Fronting an estate road to the east with a gentle slope along its length to the north the site had no natural features or interesting views. The Hatfield Rural District Council provided assistance with finance as well as mortgages for the members of the Group.
All houses were planned between storey-height party walls at 23 foot centres which run the depth of the site and with planting at front and rear establish a private area for each house and garden. Within this enclosure, two-bay single-storey plans were developed from a similar idea to that used for two- and three-storey houses in the MoHLG R&D project at West Ham. The single-storey plan used at The Ryde and based on a 13 foot bay for the living spaces and 10 foot bay for bedrooms had a number of advantages.
The larger houses, nominally with three bedrooms and four bedrooms have two bathrooms, each immediately adjacent to or between bedrooms. Single garages were generally on-plot with a parking space in front and used to create an entrance courtyard leading to the front door. A footpath at the rear of the site provided a safe link for all houses to the clubroom which provided residents with meeting facilities and a nursery school.
Planning permission was originally refused as the houses were considered unsuitable for an area intended for high quality private dwellings. However, permission was subsequently granted and the site comfortably accommodated the 28 houses, nominally ten four bedroom, ten three bedroom, five two bedroom and three one bedroom, the clubroom with adjoining play space and a tennis court, as planned.
The construction utilised Lignacite blocks for the party walls and apron walls at front and rear. These were built fairfaced externally and internally, left natural externally and painted white internally.
External walls within the party wall subdivisions were of storey-height timber frames made in Douglas Fir with fixed single glazing, full-height vertical sliding aluminium casements or glazed doors. Internal partitions were of boarding on timber studs. All timber was stained black externally and clear finished internally.

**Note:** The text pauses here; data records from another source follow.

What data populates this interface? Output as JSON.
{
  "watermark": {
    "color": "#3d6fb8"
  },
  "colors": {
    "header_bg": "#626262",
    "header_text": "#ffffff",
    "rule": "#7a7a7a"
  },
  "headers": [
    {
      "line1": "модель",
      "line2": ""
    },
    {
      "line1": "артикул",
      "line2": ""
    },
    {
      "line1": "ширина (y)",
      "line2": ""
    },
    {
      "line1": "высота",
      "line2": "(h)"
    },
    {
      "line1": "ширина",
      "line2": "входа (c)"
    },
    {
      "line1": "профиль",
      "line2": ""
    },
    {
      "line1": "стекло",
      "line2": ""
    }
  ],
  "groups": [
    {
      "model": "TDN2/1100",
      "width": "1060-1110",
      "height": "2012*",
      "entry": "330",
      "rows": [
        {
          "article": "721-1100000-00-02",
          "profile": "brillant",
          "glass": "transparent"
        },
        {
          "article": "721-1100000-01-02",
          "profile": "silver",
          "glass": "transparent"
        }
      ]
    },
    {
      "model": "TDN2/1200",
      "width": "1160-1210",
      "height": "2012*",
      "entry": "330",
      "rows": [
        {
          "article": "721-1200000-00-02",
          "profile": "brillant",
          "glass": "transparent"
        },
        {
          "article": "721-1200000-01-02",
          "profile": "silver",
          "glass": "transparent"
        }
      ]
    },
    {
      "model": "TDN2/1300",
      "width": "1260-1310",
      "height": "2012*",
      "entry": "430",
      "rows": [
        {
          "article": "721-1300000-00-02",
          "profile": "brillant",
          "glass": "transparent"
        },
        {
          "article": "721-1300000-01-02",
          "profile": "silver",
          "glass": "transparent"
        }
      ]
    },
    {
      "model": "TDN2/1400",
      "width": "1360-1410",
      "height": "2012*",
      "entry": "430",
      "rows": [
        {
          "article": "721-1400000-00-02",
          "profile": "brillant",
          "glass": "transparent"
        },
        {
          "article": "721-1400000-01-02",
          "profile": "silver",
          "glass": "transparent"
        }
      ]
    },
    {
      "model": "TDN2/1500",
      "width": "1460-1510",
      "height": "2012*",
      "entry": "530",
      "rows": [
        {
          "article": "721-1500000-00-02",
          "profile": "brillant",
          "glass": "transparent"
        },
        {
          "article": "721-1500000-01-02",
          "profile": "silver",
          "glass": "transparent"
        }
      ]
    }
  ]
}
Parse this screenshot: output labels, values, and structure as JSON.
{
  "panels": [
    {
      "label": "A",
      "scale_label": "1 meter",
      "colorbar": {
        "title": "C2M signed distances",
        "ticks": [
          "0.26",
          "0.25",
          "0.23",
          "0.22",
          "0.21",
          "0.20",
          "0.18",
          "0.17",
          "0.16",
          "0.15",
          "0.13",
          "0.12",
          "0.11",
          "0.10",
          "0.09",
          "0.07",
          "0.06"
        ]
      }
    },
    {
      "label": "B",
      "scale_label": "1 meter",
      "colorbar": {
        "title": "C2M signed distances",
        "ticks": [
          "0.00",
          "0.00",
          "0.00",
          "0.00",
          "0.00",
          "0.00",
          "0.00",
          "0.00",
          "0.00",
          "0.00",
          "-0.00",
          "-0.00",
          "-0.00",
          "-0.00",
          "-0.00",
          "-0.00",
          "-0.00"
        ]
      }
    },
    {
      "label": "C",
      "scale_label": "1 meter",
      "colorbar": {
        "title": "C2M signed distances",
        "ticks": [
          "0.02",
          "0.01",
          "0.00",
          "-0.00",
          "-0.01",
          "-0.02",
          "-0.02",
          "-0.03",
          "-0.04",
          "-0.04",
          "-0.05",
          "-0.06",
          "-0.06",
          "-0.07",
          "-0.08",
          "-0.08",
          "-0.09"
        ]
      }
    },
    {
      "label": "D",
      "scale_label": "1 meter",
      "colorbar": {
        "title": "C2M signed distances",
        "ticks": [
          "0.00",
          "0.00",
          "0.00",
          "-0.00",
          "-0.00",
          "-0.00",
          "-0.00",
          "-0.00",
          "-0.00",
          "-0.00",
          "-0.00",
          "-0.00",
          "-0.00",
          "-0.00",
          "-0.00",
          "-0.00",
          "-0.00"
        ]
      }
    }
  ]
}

Roofs were of timber joists covered with Stramit insulation board waterproofed with asphalt and a protective layer of gravel. Electric underfloor heating was provided throughout, supplemented by storage heaters where necessary. Floor and ceiling finishes were from a range of options selected by individual purchasers.
40 years on a strong sense of community exists, helped no doubt by the social focus provided by the clubroom, but also generated by the unique qualities of the houses attracting like minded people which together engender a strong attachment from past and present owners.
The original intention behind the design and construction to accommodate the changing needs of families and households of different sizes has been put to good use.
The ever present demand for more space has been met in many instances by roofing over either the entrance or internal courtyards or both, utilising a wide range of technical solutions from basic DIY to more sophisticated technology, thereby clearly demonstrating the inherent possibilities of the approach to planning and design adopted.